Ни одного разговора. Только бывшая жена позвонила однажды, дабы поставить меня в известность, что в ближайшие месяцы выходные с Люци, к сожалению, придется отменить. Якобы по причине несовпадения каких-то сроков; похоже, я не увижу Люци даже на рождественских каникулах. Я не спорил, я даже не захотел поговорить с самой Люци. Я принял это к сведению и сказал: ладно, будь по-твоему. Я даже не задумался о том, какой, собственно, предлог измыслила Петра для этих вполне для нее типичных драконовских мер, которые она явно намеревалась принять. Она решила впредь держать меня подальше от дочери, как пригрозила еще летом; вот стерва, подумал я с горечью. Но этим мой протест и исчерпался.

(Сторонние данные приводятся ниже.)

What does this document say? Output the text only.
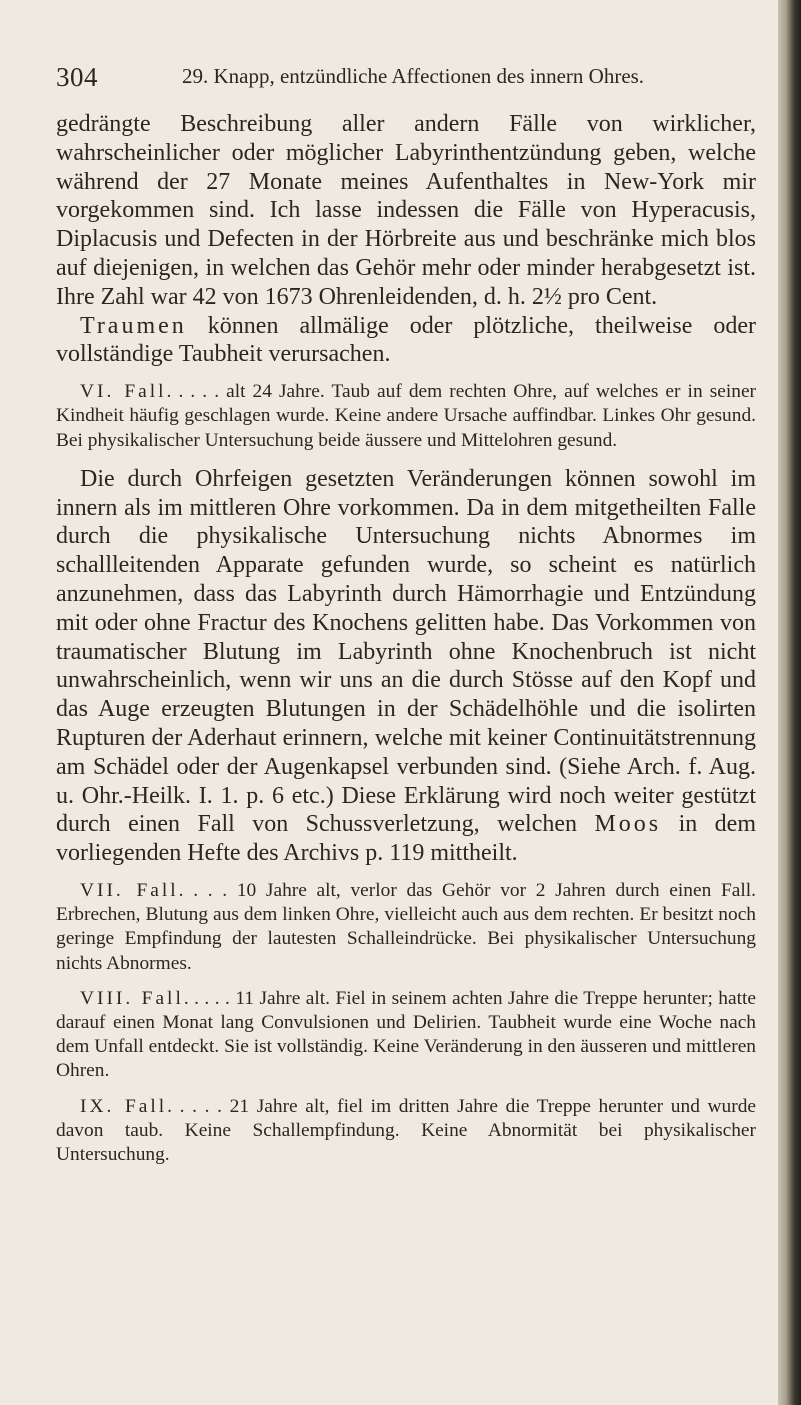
304	29. Knapp, entzündliche Affectionen des innern Ohres.

gedrängte Beschreibung aller andern Fälle von wirklicher, wahrscheinlicher oder möglicher Labyrinthentzündung geben, welche während der 27 Monate meines Aufenthaltes in New-York mir vorgekommen sind. Ich lasse indessen die Fälle von Hyperacusis, Diplacusis und Defecten in der Hörbreite aus und beschränke mich blos auf diejenigen, in welchen das Gehör mehr oder minder herabgesetzt ist. Ihre Zahl war 42 von 1673 Ohrenleidenden, d. h. 2½ pro Cent.

Traumen können allmälige oder plötzliche, theilweise oder vollständige Taubheit verursachen.

VI. Fall. . . . . alt 24 Jahre. Taub auf dem rechten Ohre, auf welches er in seiner Kindheit häufig geschlagen wurde. Keine andere Ursache auffindbar. Linkes Ohr gesund. Bei physikalischer Untersuchung beide äussere und Mittelohren gesund.

Die durch Ohrfeigen gesetzten Veränderungen können sowohl im innern als im mittleren Ohre vorkommen. Da in dem mitgetheilten Falle durch die physikalische Untersuchung nichts Abnormes im schallleitenden Apparate gefunden wurde, so scheint es natürlich anzunehmen, dass das Labyrinth durch Hämorrhagie und Entzündung mit oder ohne Fractur des Knochens gelitten habe. Das Vorkommen von traumatischer Blutung im Labyrinth ohne Knochenbruch ist nicht unwahrscheinlich, wenn wir uns an die durch Stösse auf den Kopf und das Auge erzeugten Blutungen in der Schädelhöhle und die isolirten Rupturen der Aderhaut erinnern, welche mit keiner Continuitätstrennung am Schädel oder der Augenkapsel verbunden sind. (Siehe Arch. f. Aug. u. Ohr.-Heilk. I. 1. p. 6 etc.) Diese Erklärung wird noch weiter gestützt durch einen Fall von Schussverletzung, welchen Moos in dem vorliegenden Hefte des Archivs p. 119 mittheilt.

VII. Fall. . . . 10 Jahre alt, verlor das Gehör vor 2 Jahren durch einen Fall. Erbrechen, Blutung aus dem linken Ohre, vielleicht auch aus dem rechten. Er besitzt noch geringe Empfindung der lautesten Schalleindrücke. Bei physikalischer Untersuchung nichts Abnormes.

VIII. Fall. . . . . 11 Jahre alt. Fiel in seinem achten Jahre die Treppe herunter; hatte darauf einen Monat lang Convulsionen und Delirien. Taubheit wurde eine Woche nach dem Unfall entdeckt. Sie ist vollständig. Keine Veränderung in den äusseren und mittleren Ohren.

IX. Fall. . . . . 21 Jahre alt, fiel im dritten Jahre die Treppe herunter und wurde davon taub. Keine Schallempfindung. Keine Abnormität bei physikalischer Untersuchung.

Вот почему Надя застала мой стол в том запущенном состоянии, в каком он пребывал со времени моей эскапады с Амелией и Карин в кафе «Бреннер». Вообще-то я люблю порядок, а кавардак, пыль и духота всегда вызывали у меня отвращение. Но как раз с того момента они стали мне совершенно безразличны и безраздельно воцарились в моей квартире. И я действовал скорее инстинктивно, когда однажды вечером все-таки вылез из кровати, натянул костюм для бега и бросился вон из дому. Этого потребовало, если тебе угодно, мое тело, но не мой дух. Во всяком случае я был поражен тем, какую власть надо мной все еще имеет этот голос плоти, эта бренная оболочка.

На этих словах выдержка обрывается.